As with most other professions, the average tenure of a healthcare professionals at one job has been declining in recent years, standing at 5.6 years in 2016 for hospital workers, according to the U.S. Bureau of Labor Statistics, compared to six years in 2012. Nonhospital healthcare workers had an average tenure of just 3.4 years in 2016, down from 3.9 years in 2014.

Singleton said such statistics highlight the need for providers to learn how to create the kind of workforce culture that inspires a high level of engagement from their employees to keep turnover rates low.

Among providers and insurers on this year's Best Places to Work in Healthcare list, 92% of employees said they planned to stay with their employer for at least two years; 90% of employees at suppliers and vendors were committed to continuing with their firms.

A new culture

The competition to recruit talented healthcare professionals in Texas has been an increasingly tough proposition in recent years as expansion has led to the state having the most hospitals in the U.S.-more than 370.

For providers like Texas Health Presbyterian Hospital Flower Mound, the ability to retain its staff has helped the hospital to garner a reputation as an attractive place to work among candidates when new positions become available.

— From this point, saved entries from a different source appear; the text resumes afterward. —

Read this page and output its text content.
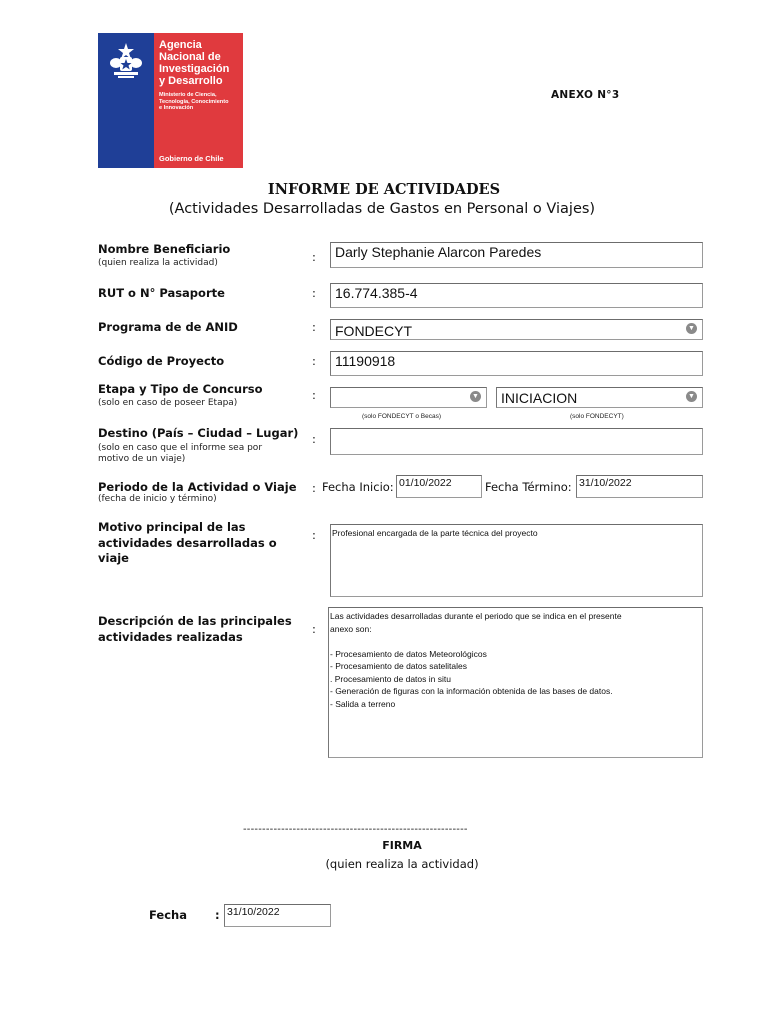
Agencia
Nacional de
Investigación
y Desarrollo
Ministerio de Ciencia,
Tecnología, Conocimiento
e Innovación
Gobierno de Chile
ANEXO N°3
INFORME DE ACTIVIDADES
(Actividades Desarrolladas de Gastos en Personal o Viajes)
Nombre Beneficiario
(quien realiza la actividad)	:	Darly Stephanie Alarcon Paredes
RUT o N° Pasaporte	:	16.774.385-4
Programa de de ANID	:	FONDECYT	▼
Código de Proyecto	:	11190918
Etapa y Tipo de Concurso
(solo en caso de poseer Etapa)
:	▼
(solo FONDECYT o Becas)
INICIACION	▼
(solo FONDECYT)
Destino (País – Ciudad – Lugar)
(solo en caso que el informe sea por
motivo de un viaje)
:
Periodo de la Actividad o Viaje
(fecha de inicio y término)
: Fecha Inicio: 01/10/2022	Fecha Término: 31/10/2022
Motivo principal de las
actividades desarrolladas o
viaje
: Profesional encargada de la parte técnica del proyecto
Descripción de las principales
actividades realizadas
:
Las actividades desarrolladas durante el periodo que se indica en el presente
anexo son:

- Procesamiento de datos Meteorológicos
- Procesamiento de datos satelitales
. Procesamiento de datos in situ
- Generación de figuras con la información obtenida de las bases de datos.
- Salida a terreno
-----------------------------------------------------------
FIRMA
(quien realiza la actividad)
Fecha : 31/10/2022
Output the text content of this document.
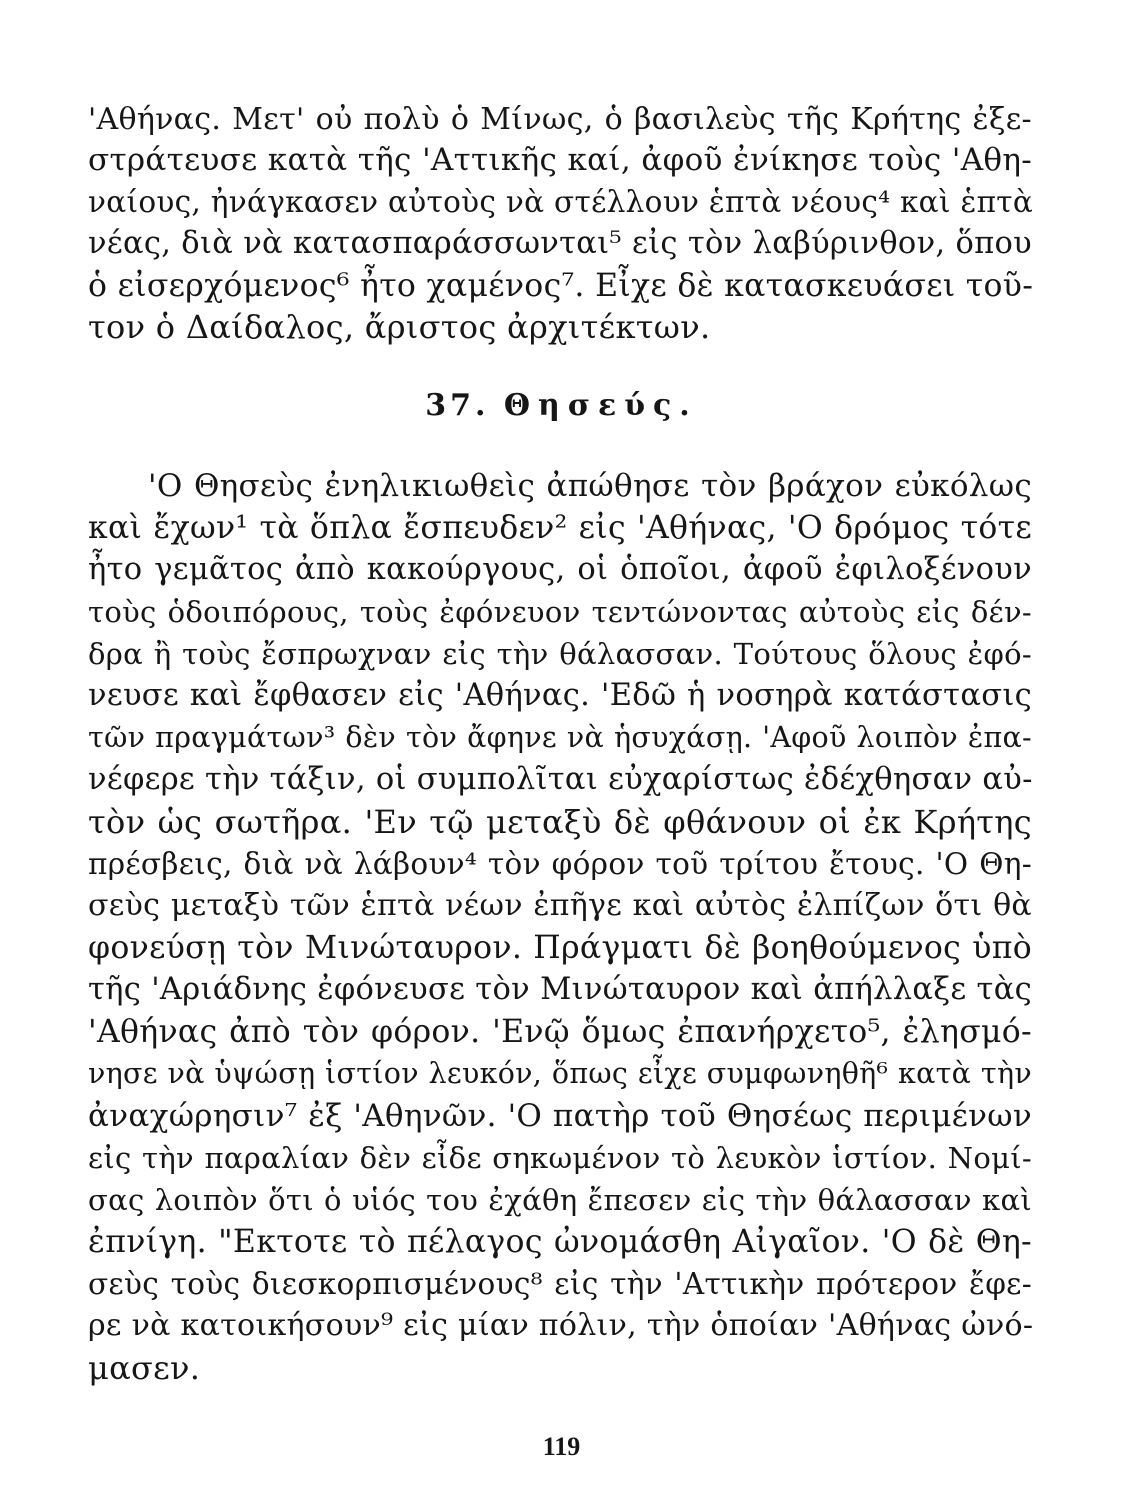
'Αθήνας. Μετ' οὐ πολὺ ὁ Μίνως, ὁ βασιλεὺς τῆς Κρήτης ἐξε-
στράτευσε κατὰ τῆς 'Αττικῆς καί, ἀφοῦ ἐνίκησε τοὺς 'Αθη-
ναίους, ἠνάγκασεν αὐτοὺς νὰ στέλλουν ἑπτὰ νέους⁴ καὶ ἑπτὰ
νέας, διὰ νὰ κατασπαράσσωνται⁵ εἰς τὸν λαβύρινθον, ὅπου
ὁ εἰσερχόμενος⁶ ἦτο χαμένος⁷. Εἶχε δὲ κατασκευάσει τοῦ-
τον ὁ Δαίδαλος, ἄριστος ἀρχιτέκτων.
37. Θησεύς.
'Ο Θησεὺς ἐνηλικιωθεὶς ἀπώθησε τὸν βράχον εὐκόλως
καὶ ἔχων¹ τὰ ὅπλα ἔσπευδεν² εἰς 'Αθήνας, 'Ο δρόμος τότε
ἦτο γεμᾶτος ἀπὸ κακούργους, οἱ ὁποῖοι, ἀφοῦ ἐφιλοξένουν
τοὺς ὁδοιπόρους, τοὺς ἐφόνευον τεντώνοντας αὐτοὺς εἰς δέν-
δρα ἢ τοὺς ἔσπρωχναν εἰς τὴν θάλασσαν. Τούτους ὅλους ἐφό-
νευσε καὶ ἔφθασεν εἰς 'Αθήνας. 'Εδῶ ἡ νοσηρὰ κατάστασις
τῶν πραγμάτων³ δὲν τὸν ἄφηνε νὰ ἡσυχάσῃ. 'Αφοῦ λοιπὸν ἐπα-
νέφερε τὴν τάξιν, οἱ συμπολῖται εὐχαρίστως ἐδέχθησαν αὐ-
τὸν ὡς σωτῆρα. 'Εν τῷ μεταξὺ δὲ φθάνουν οἱ ἐκ Κρήτης
πρέσβεις, διὰ νὰ λάβουν⁴ τὸν φόρον τοῦ τρίτου ἔτους. 'Ο Θη-
σεὺς μεταξὺ τῶν ἑπτὰ νέων ἐπῆγε καὶ αὐτὸς ἐλπίζων ὅτι θὰ
φονεύσῃ τὸν Μινώταυρον. Πράγματι δὲ βοηθούμενος ὑπὸ
τῆς 'Αριάδνης ἐφόνευσε τὸν Μινώταυρον καὶ ἀπήλλαξε τὰς
'Αθήνας ἀπὸ τὸν φόρον. 'Ενῷ ὅμως ἐπανήρχετο⁵, ἐλησμό-
νησε νὰ ὑψώσῃ ἱστίον λευκόν, ὅπως εἶχε συμφωνηθῆ⁶ κατὰ τὴν
ἀναχώρησιν⁷ ἐξ 'Αθηνῶν. 'Ο πατὴρ τοῦ Θησέως περιμένων
εἰς τὴν παραλίαν δὲν εἶδε σηκωμένον τὸ λευκὸν ἱστίον. Νομί-
σας λοιπὸν ὅτι ὁ υἱός του ἐχάθη ἔπεσεν εἰς τὴν θάλασσαν καὶ
ἐπνίγη. "Εκτοτε τὸ πέλαγος ὠνομάσθη Αἰγαῖον. 'Ο δὲ Θη-
σεὺς τοὺς διεσκορπισμένους⁸ εἰς τὴν 'Αττικὴν πρότερον ἔφε-
ρε νὰ κατοικήσουν⁹ εἰς μίαν πόλιν, τὴν ὁποίαν 'Αθήνας ὠνό-
μασεν.
119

Flower Mound has reduced its annual turnover rate from 50% when it began operations in 2010 to 4% two years later and has maintained a rate within the single digits for the past seven years.

The hospital garnered the top spot on this year's Best Places to Work list among providers and insurers.

"We have little need to utilize huge companies to place our positions because we really staff from word of mouth," said Nicole Schweigert, human resources director at Flower Mound, which is a part of Arlington-based Texas Health Resources. Schweigert felt a big part of Flower Mound's appeal has been the culture of openness and community the system has developed between management and staff.

"We found that the better we treated our employees, the better patient care they delivered," Schweigert said.

Part of the effort toward treating their employees better has included emphasizing the importance of providing a healthy work-life balance. Flower Mound offers flexible work schedules and rewards employees with a gain-sharing program for meeting certain quality improvement measures. It also offers rewards for employees that provide innovative ideas toward improving hospital performance.

Every quarter the hospital's CEO has open forums with staff where he explains the organization's financial status and discusses whether the hospital is meeting its care delivery performance goals. It's an environment that stresses transparency between the leadership and staff, which Schweigert said has translated into high employee satisfaction ratings and an average tenure of 5½ to seven years.

"We've had people leave and come right back," Schweigert said.

The effort among healthcare providers like Flower Mound to find and hold onto capable workers is based on creating an environment where hiring the right employee is not just a matter of answering whether they can do the job effectively but rather if they can fit well within the culture.

Other organizations have begun to take that recruitment strategy a step further.

Healthcare recruiting expert Peter Burke—president and co-founder of Best Companies Group, which conducts the Best Places to Work survey for Modern Healthcare—said companies can create their own "funnels" through outreach programs that generate interest among candidates while they're still in school.

He said such initiatives are an example of how healthcare organizations are trying to develop the kind of branding strategies that have made companies like Apple and Google household names.

"They're creating a reputation for themselves," Burke said. "For years, we've all been focused on marketing our products and services, and now there's almost as much focus on marketing yourself as an employer—so the employer brand has become a focus and a real effort—and it's paying off."